As we launch boldly into the months ahead, my prayer over those reading is this: May the legacy of Covid be a doubling down on what matters most. May we lay the groundwork; may we water the roots. May we push on toward love. Connection is hard, we make mistakes, we fail, constantly. But if Covid has taught us anything, it’s that life will be hard and painful no matter what we do to insulate ourselves against it. And more than that, we are more resilient than we think. Our kids lead the way in this too in their amazing capacity to recenter, to recalibrate and reclaim. God is with us.

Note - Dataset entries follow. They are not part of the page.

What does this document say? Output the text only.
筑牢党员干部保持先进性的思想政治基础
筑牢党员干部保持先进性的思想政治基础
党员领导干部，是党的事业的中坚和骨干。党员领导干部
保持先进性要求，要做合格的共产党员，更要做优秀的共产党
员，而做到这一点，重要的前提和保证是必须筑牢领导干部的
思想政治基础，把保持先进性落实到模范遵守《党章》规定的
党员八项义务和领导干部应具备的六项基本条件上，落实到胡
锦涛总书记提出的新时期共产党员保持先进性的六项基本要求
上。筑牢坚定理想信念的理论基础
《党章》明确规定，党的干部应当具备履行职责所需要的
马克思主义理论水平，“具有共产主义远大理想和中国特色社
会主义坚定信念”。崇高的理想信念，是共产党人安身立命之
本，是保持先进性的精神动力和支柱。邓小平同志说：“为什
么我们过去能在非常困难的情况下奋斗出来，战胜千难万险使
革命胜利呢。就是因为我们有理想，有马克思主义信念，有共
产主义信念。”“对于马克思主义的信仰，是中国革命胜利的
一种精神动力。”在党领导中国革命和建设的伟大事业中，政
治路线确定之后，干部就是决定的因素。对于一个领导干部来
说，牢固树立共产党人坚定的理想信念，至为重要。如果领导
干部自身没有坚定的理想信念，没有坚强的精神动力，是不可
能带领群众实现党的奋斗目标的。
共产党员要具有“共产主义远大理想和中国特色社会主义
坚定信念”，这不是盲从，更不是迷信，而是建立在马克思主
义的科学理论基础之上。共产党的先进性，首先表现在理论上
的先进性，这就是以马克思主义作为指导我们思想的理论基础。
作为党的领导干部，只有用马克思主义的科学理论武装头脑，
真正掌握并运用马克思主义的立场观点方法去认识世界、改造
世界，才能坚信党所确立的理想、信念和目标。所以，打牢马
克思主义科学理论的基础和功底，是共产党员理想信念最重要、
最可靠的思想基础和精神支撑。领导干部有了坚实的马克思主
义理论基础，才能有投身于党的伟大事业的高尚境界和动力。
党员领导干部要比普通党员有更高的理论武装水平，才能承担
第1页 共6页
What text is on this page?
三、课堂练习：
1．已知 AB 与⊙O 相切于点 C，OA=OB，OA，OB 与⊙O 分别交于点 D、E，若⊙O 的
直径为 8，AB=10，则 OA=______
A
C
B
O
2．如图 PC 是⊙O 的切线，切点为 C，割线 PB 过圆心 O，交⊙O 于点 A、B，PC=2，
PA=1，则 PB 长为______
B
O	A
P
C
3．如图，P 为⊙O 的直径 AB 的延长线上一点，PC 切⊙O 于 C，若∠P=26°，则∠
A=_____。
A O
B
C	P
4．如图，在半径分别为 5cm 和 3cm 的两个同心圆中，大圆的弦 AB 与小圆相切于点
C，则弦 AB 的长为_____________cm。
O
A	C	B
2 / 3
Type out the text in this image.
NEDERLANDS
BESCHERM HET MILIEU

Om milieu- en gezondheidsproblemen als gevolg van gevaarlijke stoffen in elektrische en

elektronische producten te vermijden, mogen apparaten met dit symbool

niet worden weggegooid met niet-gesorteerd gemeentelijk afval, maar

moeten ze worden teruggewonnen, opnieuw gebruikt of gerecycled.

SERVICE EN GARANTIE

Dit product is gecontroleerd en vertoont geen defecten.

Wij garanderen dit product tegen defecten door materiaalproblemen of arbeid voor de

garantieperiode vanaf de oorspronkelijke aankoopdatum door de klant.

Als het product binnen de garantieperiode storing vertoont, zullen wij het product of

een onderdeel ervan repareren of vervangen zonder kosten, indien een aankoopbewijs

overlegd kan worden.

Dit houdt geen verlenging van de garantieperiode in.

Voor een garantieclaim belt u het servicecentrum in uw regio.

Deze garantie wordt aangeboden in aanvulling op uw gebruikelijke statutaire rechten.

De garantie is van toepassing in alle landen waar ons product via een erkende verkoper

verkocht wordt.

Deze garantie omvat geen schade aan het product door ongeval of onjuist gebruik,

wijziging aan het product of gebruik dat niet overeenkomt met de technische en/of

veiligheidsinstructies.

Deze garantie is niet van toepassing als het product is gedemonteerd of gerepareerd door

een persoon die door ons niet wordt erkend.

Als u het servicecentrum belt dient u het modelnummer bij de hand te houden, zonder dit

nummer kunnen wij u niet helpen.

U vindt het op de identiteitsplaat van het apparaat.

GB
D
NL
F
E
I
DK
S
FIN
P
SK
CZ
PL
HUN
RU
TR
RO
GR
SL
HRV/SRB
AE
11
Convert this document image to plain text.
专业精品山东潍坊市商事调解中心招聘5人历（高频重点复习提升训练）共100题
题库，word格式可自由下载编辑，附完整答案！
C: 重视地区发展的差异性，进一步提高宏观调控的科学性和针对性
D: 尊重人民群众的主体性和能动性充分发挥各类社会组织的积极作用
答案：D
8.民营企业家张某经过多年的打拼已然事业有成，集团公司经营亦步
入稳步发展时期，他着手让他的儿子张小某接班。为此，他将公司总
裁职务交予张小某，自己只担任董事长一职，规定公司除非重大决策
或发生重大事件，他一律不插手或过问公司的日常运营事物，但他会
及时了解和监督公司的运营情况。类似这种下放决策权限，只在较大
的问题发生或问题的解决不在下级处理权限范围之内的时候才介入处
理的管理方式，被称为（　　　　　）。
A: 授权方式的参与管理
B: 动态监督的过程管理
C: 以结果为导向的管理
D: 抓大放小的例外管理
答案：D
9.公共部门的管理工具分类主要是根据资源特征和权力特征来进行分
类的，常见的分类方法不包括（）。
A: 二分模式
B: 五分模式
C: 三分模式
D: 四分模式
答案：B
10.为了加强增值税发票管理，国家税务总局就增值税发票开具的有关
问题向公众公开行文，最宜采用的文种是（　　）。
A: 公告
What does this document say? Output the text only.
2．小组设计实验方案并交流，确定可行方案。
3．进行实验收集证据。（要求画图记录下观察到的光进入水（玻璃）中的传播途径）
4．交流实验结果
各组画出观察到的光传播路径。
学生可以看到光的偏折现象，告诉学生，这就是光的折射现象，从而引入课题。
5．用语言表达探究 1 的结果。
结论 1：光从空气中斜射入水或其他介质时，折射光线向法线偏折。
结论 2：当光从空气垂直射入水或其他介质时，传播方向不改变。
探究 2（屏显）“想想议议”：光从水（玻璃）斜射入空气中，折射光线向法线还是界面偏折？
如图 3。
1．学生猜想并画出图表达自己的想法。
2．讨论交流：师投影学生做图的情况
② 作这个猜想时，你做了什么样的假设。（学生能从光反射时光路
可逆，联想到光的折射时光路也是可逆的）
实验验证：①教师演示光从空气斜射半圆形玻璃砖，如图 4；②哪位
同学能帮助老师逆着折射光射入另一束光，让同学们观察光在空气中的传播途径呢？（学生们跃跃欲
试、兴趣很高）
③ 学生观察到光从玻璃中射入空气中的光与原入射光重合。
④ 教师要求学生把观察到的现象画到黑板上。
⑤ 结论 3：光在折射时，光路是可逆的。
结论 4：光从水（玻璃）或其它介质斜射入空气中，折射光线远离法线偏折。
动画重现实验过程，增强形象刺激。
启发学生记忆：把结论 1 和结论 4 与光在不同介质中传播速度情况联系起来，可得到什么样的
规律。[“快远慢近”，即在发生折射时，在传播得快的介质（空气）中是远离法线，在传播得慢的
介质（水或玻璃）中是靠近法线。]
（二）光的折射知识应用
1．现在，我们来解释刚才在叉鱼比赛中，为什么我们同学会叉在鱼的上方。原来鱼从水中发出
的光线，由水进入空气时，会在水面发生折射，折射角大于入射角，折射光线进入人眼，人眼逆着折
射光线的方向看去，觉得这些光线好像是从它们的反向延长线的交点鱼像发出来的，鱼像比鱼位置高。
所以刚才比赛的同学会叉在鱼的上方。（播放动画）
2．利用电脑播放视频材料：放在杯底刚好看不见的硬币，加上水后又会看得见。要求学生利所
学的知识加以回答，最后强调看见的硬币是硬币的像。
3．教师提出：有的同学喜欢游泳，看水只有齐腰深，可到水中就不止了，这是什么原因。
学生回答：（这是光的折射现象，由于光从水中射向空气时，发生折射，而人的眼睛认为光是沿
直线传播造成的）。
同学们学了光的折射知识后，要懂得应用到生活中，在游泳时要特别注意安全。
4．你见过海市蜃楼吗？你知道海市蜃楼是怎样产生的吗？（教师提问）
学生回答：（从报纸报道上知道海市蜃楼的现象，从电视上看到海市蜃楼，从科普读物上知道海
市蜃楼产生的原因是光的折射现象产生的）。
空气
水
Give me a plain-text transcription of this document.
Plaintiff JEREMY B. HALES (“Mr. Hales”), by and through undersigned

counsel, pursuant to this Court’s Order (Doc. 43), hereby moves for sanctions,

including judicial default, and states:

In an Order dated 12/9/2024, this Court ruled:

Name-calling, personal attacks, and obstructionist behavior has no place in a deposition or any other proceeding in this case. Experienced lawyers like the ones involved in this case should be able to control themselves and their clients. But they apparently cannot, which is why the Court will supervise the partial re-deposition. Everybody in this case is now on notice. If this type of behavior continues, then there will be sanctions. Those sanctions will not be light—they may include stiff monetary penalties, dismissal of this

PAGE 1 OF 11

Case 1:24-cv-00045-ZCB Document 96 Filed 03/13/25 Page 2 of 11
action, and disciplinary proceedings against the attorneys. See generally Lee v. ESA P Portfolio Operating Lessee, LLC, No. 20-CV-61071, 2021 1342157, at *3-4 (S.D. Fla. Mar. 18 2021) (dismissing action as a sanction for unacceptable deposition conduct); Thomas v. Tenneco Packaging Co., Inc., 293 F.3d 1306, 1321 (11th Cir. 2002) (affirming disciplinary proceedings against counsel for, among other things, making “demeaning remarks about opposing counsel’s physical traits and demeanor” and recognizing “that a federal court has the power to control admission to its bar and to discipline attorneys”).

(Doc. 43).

We have shouldered responsibility for so much, we have been overworked and over-burdened, and overwhelmed. Let’s shift our focus to see and join the work God is already doing. The earliest monastics viewed our efforts in the spiritual life as simply opening our sails. God is the wind; God is the boat. God, even, is at the helm. May our efforts focus not on doing more but on opening our sails to Him. He can steer this ship toward love and intimacy, if we jump aboard with our families, trusting it will go in a good direction.

Antoine de Saint-Exupery (who wrote the Little Prince) said, “If you want to build a ship, don’t drum up people to collect wood and don’t assign them tasks and work, but rather, teach them to long for the endless immensity of the sea.” May the legacy of this year be that we tended well to the souls in our care and that we never stopped longing for the sea.

2 thoughts on “A Caregiver’s Guide to Soul Care (Especially During a Pandemic)”

  1. “We [parents] are the primary spiritual directors of our children’s lives.”

    -That truth can completely change the modern time family dynamic into what it (arguably) should have been all along.